The demonstration was brutally crushed by police. This is still a source of trauma for many people who were there, says Diane Minnis (71). She was one of the few openly lesbian activists in Sydney at the time and had organized many demonstrations before, but she had never seen such violence before. She hid in a doorway and watched as her friends were beaten up. “I had never seen such a ruthless attack by police,” she says.

“We stood out here all night, where we could hear our friends being beaten. But there was nothing we could do,” says Minnis, pointing to the facade of a Victorian building with thick sandstone walls. It is the former police station where dozens of activists were detained and then mistreated.

We could hear our friends being beaten. But we couldn’t do anything

Diana Minnis (71) Lesbian activist

A few days later, all arrested demonstrators were listed in the newspaper with name, profession and address, making their sexual orientation suddenly public. “Many people lost their jobs and were rejected by family,” says Davis. In 2016, the Sydney Morning Herald before that apologiesand also the state government went through the dust.

Gay rights movement

The heavy-handed police crackdown shocked Australians and sparked a revival of the gay rights movement. Many heterosexual allies also joined. The persistent activists were successful: in 1982 it was forbidden to exclude someone from the labor market because of their sexual orientation. A few years later, in 1984, homosexuality was decriminalized. Mardi Gras became an annual event.
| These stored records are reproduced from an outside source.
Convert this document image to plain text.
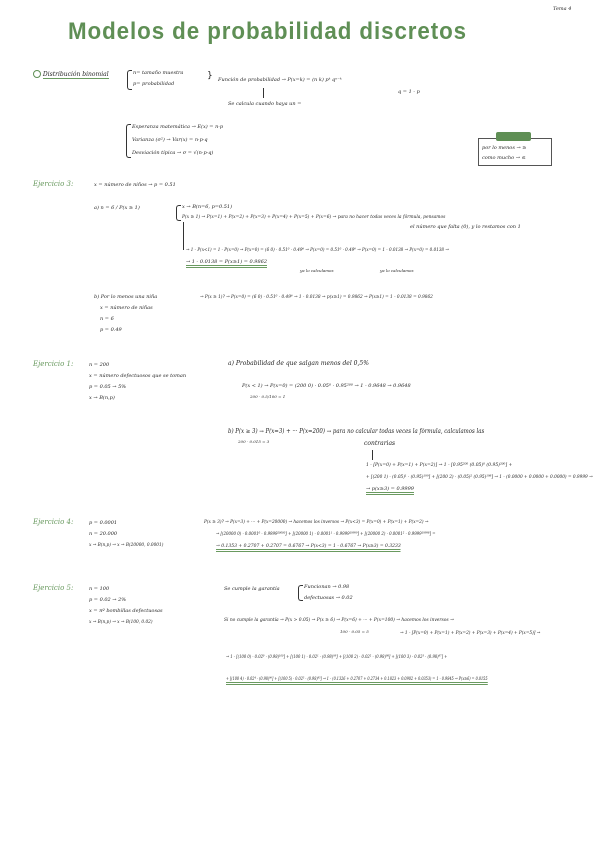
Modelos de probabilidad discretos
Tema 4
Distribución binomial	n= tamaño muestra
p= probabilidad
} Función de probabilidad → P(x=k) = (n k) pᵏ qⁿ⁻ᵏ
q = 1 - p
Se calcula cuando haya un =
Esperanza matemática → E(x) = n·p
Varianza (σ²) → Var(x) = n·p·q
Desviación típica → σ = √(n·p·q)
por lo menos → ≥
como mucho → ≤
Ejercicio 3:	x = número de niños → p = 0.51
a) n = 6 / P(x ≥ 1)	x → B(n=6, p=0.51)
P(x ≥ 1) → P(x=1) + P(x=2) + P(x=3) + P(x=4) + P(x=5) + P(x=6) → para no hacer todas veces la fórmula, pensamos
el número que falta (0), y lo restamos con 1
→ 1 - P(x<1) = 1 - P(x=0) → P(x=0) = (6 0) · 0.51⁰ · 0.49⁶ → P(x=0) = 0.51⁰ · 0.49⁶ → P(x=0) = 1 - 0.0138 → P(x=0) = 0.0138 →
→ 1 - 0.0138 = P(x≥1) = 0.9862
ya lo calculamos	ya lo calculamos
b) Por lo menos una niña	→ P(x ≥ 1)? → P(x=0) = (6 0) · 0.51⁰ · 0.49⁶ → 1 - 0.0138 → p(x≥1) = 0.9862 → P(x≥1) = 1 - 0.0138 = 0.9862
x = número de niñas
n = 6
p = 0.49
Ejercicio 1:	n = 200
x = número defectuosos que se toman
p = 0.05 → 5%
x → B(n,p)
a) Probabilidad de que salgan menos del 0,5%
P(x < 1) → P(x=0) = (200 0) · 0.05⁰ · 0.95²⁰⁰ → 1 - 0.9648 → 0.9648
200 · 0.5/100 = 1
b) P(x ≥ 3) → P(x=3) + ··· P(x=200) → para no calcular todas veces la fórmula, calculamos las
contrarias
200 · 0.015 = 3
1 - [P(x=0) + P(x=1) + P(x=2)] → 1 - [0.95²⁰⁰ (0.05)⁰ (0.95)²⁰⁰] +
+ [(200 1) · (0.05)¹ · (0.95)¹⁹⁹] + [(200 2) · (0.05)² (0.95)¹⁹⁸] → 1 - (0.0000 + 0.0000 + 0.0000) = 0.9999 →
→ p(x≥3) = 0.9999
Ejercicio 4:	p = 0.0001
n = 20.000
x → B(n,p) → x → B(20000, 0.0001)
P(x ≥ 3)? → P(x=3) + ··· + P(x=20000) → hacemos los inversos → P(x<3) = P(x=0) + P(x=1) + P(x=2) →
→ [(20000 0) · 0.0001⁰ · 0.9999²⁰⁰⁰⁰] + [(20000 1) · 0.0001¹ · 0.9999¹⁹⁹⁹⁹] + [(20000 2) · 0.0001² · 0.9999¹⁹⁹⁹⁸] =
→ 0.1353 + 0.2707 + 0.2707 = 0.6767 → P(x<3) = 1 - 0.6767 → P(x≥3) = 0.3233
Ejercicio 5:	n = 100
p = 0.02 → 2%
x = nº bombillas defectuosas
x → B(n,p) → x → B(100, 0.02)
Se cumple la garantía	Funcionan → 0.98
defectuosas → 0.02
Si no cumple la garantía → P(x > 0.05) → P(x ≥ 6) → P(x=6) + ··· + P(x=100) → hacemos los inversos →
100 · 0.05 = 5	→ 1 - [P(x=0) + P(x=1) + P(x=2) + P(x=3) + P(x=4) + P(x=5)] →
→ 1 - [(100 0) · 0.02⁰ · (0.98)¹⁰⁰] + [(100 1) · 0.02¹ · (0.98)⁹⁹] + [(100 2) · 0.02² · (0.98)⁹⁸] + [(100 3) · 0.02³ · (0.98)⁹⁷] +
+ [(100 4) · 0.02⁴ · (0.98)⁹⁶] + [(100 5) · 0.02⁵ · (0.98)⁹⁵] → 1 - (0.1326 + 0.2707 + 0.2734 + 0.1823 + 0.0902 + 0.0353) = 1 - 0.9845 → P(x≥6) = 0.0155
Read also Hard campaign against same-sex marriage in Australia

Yet the road to greater acceptance was not without fits and starts. Church organizations are still exempt from the anti-discrimination law, which means that LGBTQ+ people can still be fired if they work at a Christian school. And in 2004, the Conservative government amended the constitution, defining marriage as ‘a union between a man and a woman’. But after a fierce campaign and a consultative referendum in which more than 61 percent of Australians voted in favour, marriage was opened to same-sex couples in 2017.

Homohealing therapy

Although the freedom of LGBTQ+ people in progressive metropolises such as Sydney and Melbourne now seems self-evident, this is not the case everywhere in Australia, says 30-year-old Blake Royden. He has traveled to Sydney to celebrate Mardi Gras and is joining the tour. “I grew up in a village, where I didn’t know anyone who was gay. I had a lot of internalized homophobia.”

It was only when he moved to the city that he dared to express his sexuality. Royden gets emotional as he thanks the 78ers at the end of the tour. “Every LGBTQ+ person in Australia should know the history of Mardi Gras,” he says. “Thanks to the 78ers, I now have the freedom to be myself.”

The movement is still fighting for emancipation and equality. At the moment, ‘gay healing therapy’ is high on the political agenda. In the state of New South Wales, where Sydney is located, it is still legal, just like in the Netherlands, to perform this so-called ‘conversion therapy’, with the aim of changing someone’s sexual orientation or gender identity.

New South Wales holds state elections in March. The polls predict a minority government, making the support of independent MPs crucial to policy making. Independent MP Alex Greenwich has drafted a bill to ban so-called ‘conversion therapy’, saying he will only support the party that endorses the bill.

Read also For some, the Canal Parade has become too much party and too little protest

In recent years, criticism of the commercial nature of the Sydney Mardi Gras has grown. Many companies participate in the parade, while they contribute little to gay liberation, says Ken Davis. Pinkwashing, he thinks . “It’s just good marketing for them. The ‘gay dollar’ is worth a lot.”

He is afraid that the original purpose of the party will be forgotten. “Mardi Gras started out as a way to challenge power. If we don’t do that anymore, the parade is pointless.”